Toll road in East Java, Indonesia

Kertosono–Mojokerto toll road is a controlled-access toll road in the island of Java, Indonesia. It is located in East Java province. It is part of Trans-Java Toll Road and runs from Kertosono to Mojokerto.

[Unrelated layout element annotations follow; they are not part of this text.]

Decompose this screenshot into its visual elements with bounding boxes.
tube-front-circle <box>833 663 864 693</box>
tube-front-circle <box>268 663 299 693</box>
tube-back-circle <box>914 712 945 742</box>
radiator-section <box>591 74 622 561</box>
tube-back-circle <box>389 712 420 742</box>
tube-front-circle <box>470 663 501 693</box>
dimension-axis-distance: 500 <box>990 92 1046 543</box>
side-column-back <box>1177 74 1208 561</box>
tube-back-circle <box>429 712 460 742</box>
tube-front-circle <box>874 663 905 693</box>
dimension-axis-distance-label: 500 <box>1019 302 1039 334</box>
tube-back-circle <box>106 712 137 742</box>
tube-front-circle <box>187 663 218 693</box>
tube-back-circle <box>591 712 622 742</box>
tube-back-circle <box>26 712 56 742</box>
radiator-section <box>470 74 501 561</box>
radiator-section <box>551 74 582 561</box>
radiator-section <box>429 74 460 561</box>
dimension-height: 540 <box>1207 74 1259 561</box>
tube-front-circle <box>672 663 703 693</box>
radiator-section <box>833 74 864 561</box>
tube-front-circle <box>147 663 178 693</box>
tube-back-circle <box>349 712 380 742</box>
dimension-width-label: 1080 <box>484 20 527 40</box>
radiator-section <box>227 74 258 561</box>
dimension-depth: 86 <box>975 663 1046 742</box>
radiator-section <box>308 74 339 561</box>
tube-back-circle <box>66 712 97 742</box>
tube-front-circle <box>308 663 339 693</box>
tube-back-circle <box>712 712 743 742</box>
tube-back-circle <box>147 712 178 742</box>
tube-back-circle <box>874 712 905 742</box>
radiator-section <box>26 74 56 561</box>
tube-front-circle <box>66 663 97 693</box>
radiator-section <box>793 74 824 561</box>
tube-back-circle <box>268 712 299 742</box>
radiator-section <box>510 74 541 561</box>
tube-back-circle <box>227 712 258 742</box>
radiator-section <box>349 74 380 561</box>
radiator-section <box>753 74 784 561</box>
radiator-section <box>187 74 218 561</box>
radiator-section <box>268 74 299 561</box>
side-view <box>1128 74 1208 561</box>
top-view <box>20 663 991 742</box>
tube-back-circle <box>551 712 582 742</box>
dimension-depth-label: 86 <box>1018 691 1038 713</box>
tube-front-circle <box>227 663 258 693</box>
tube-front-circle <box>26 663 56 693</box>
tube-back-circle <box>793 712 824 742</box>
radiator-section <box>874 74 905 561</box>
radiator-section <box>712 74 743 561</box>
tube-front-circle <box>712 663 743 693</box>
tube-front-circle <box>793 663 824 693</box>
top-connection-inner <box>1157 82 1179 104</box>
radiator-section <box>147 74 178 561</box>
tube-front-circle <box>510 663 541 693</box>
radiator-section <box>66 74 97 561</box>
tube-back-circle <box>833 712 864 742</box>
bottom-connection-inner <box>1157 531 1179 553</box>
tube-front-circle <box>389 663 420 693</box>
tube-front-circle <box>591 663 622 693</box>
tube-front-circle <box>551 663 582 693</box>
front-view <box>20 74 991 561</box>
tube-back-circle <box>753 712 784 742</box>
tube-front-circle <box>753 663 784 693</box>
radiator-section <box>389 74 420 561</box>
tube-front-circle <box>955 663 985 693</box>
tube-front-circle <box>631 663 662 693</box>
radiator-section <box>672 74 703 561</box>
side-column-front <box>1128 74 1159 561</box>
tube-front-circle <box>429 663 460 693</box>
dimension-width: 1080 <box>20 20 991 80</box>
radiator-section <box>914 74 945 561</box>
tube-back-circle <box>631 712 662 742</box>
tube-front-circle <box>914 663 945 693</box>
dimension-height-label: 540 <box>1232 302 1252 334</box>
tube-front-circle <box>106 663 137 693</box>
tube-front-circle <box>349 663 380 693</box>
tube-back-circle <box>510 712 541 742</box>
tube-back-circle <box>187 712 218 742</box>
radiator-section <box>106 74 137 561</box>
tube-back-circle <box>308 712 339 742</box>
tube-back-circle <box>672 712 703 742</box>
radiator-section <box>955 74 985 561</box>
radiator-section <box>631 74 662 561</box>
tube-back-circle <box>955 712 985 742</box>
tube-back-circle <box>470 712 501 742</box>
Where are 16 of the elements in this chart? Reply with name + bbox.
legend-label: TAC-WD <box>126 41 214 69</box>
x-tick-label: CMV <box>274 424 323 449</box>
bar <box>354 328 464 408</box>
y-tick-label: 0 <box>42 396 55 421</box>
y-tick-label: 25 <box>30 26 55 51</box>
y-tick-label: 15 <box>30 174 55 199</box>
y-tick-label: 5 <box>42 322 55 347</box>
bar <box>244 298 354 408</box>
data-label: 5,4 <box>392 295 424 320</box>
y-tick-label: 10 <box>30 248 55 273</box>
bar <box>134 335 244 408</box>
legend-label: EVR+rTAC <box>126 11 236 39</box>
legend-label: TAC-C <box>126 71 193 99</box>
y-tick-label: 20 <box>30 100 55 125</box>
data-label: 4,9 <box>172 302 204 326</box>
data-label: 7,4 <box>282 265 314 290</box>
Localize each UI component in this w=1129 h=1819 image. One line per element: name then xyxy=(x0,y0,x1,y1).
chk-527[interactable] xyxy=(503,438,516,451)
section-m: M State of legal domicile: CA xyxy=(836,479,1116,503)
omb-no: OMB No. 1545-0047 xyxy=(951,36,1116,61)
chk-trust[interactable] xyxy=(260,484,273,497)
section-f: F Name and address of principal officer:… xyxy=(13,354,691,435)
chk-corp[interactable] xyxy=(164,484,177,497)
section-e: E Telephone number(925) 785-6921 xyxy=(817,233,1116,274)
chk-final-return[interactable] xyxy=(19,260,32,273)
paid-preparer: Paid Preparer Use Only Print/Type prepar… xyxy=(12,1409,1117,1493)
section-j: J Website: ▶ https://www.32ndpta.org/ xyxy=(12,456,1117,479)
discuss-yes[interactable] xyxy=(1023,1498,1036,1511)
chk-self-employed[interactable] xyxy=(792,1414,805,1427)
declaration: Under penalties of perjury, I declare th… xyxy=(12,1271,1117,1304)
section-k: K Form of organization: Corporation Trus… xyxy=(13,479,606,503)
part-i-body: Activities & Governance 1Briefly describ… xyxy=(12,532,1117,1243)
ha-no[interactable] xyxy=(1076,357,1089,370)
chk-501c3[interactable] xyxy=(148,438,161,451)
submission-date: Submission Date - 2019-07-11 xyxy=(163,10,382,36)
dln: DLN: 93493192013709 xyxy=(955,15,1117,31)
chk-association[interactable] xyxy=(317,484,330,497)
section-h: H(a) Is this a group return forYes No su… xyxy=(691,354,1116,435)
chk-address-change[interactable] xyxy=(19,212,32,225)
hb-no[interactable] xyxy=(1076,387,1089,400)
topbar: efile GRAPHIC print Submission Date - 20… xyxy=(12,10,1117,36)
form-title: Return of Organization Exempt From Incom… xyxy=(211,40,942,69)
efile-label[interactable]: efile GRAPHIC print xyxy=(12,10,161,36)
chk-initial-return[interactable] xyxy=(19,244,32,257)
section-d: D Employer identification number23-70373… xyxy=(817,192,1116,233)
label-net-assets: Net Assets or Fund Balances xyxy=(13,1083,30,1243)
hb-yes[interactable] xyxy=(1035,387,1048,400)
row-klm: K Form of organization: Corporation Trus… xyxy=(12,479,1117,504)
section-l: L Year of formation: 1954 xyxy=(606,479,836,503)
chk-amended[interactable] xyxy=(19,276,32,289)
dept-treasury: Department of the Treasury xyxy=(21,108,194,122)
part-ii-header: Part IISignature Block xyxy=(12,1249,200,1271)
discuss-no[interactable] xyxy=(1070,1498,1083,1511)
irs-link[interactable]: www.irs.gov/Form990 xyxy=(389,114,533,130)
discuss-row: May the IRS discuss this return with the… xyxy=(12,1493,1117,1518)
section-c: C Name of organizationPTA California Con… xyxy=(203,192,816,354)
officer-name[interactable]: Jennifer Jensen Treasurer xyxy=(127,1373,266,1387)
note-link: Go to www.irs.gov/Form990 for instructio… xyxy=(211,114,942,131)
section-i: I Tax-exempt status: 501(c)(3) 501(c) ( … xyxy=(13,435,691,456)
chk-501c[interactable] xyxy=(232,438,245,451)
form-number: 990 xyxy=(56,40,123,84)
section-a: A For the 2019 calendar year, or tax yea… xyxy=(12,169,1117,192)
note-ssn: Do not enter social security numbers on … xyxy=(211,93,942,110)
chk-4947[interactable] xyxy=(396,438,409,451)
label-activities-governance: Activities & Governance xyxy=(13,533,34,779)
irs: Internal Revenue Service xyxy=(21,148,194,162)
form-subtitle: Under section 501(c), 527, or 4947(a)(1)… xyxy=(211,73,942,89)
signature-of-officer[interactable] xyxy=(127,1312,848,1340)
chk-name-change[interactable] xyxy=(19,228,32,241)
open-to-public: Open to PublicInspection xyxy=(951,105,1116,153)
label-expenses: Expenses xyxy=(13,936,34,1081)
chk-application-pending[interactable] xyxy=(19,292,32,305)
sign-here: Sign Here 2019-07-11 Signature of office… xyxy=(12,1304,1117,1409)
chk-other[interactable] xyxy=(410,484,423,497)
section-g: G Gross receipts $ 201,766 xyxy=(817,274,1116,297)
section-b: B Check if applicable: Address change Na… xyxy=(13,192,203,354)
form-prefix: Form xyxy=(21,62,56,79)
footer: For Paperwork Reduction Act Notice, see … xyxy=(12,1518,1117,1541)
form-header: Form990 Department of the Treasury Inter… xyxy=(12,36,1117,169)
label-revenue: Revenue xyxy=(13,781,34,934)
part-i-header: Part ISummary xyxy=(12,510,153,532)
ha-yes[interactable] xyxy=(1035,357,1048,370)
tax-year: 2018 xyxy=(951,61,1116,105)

The first 14 km phase of this toll road connecting Jombang with Bandar Kedungmulyo was opened in October 2014, while the 5 km Section 3 connecting Mojokerto Barat with Mojokerto started operation in December 2016. The 19.9 km Section 2 links Kedunglosari-Tembelang-Jombang Village with the Pageruyung-Gedeg Village-Mojokerto District, as well as Section 4. Section 4 connects with the Solo-Kertosono Toll Road, stretching between Gondangmanis and Brodot in Bandar Kedungmulyo, Jombang. This section was inaugurated by Indonesian President Joko Widodo on 10 September 2017.

==Sections==
The toll road has following sections,
- Section 1: 14 km, connecting Jombang with Bandar Kedungmulyo.
- Section 2: 19.9 km, between Kedunglosari-Tembelang-Jombang Village to Pageruyung-Gedeg Village-Mojokerto District,
- Section 3: 5 km, connecting Mojokerto Regency with Mojokerto city,
- Section 4: Gondangmanis to Brodot, connecting Solo-Kertosono Toll Road.

==Exits==

Province: Location; km; mi; Exit; Name; Destinations; Notes
East Java: Bandarkedungmulyo, Jombang Regency; 0; 0.0; 672 (686); Bandar Toll Gate; Kertosono; Kediri; Solo–Kertosono Toll Road;; Western terminus
Tembelang, Jombang Regency: 14.41; 8.95; 686 (700); Jombang Toll Gate; Jombang; Ploso;
Gedeg, Mojokerto Regency: 34.55; 21.47; 707 (721); Mojokerto Barat Toll Gate; Gedeg; Mojokerto; Lamongan;
Jetis, Mojokerto Regency: 39.84; 24.76; 712 (726); Penompo Toll Gate; Mojokerto; Eastern terminus
40.00: 24.85; Surabaya–Mojokerto Toll Road
1.000 mi = 1.609 km; 1.000 km = 0.621 mi Route transition;

==Incidents==
On 4 November 2021, there was a traffic collision in Jombang Regency that resulted in the death of Vanessa Angel along with her husband, Febri "Bibi" Andriansyah.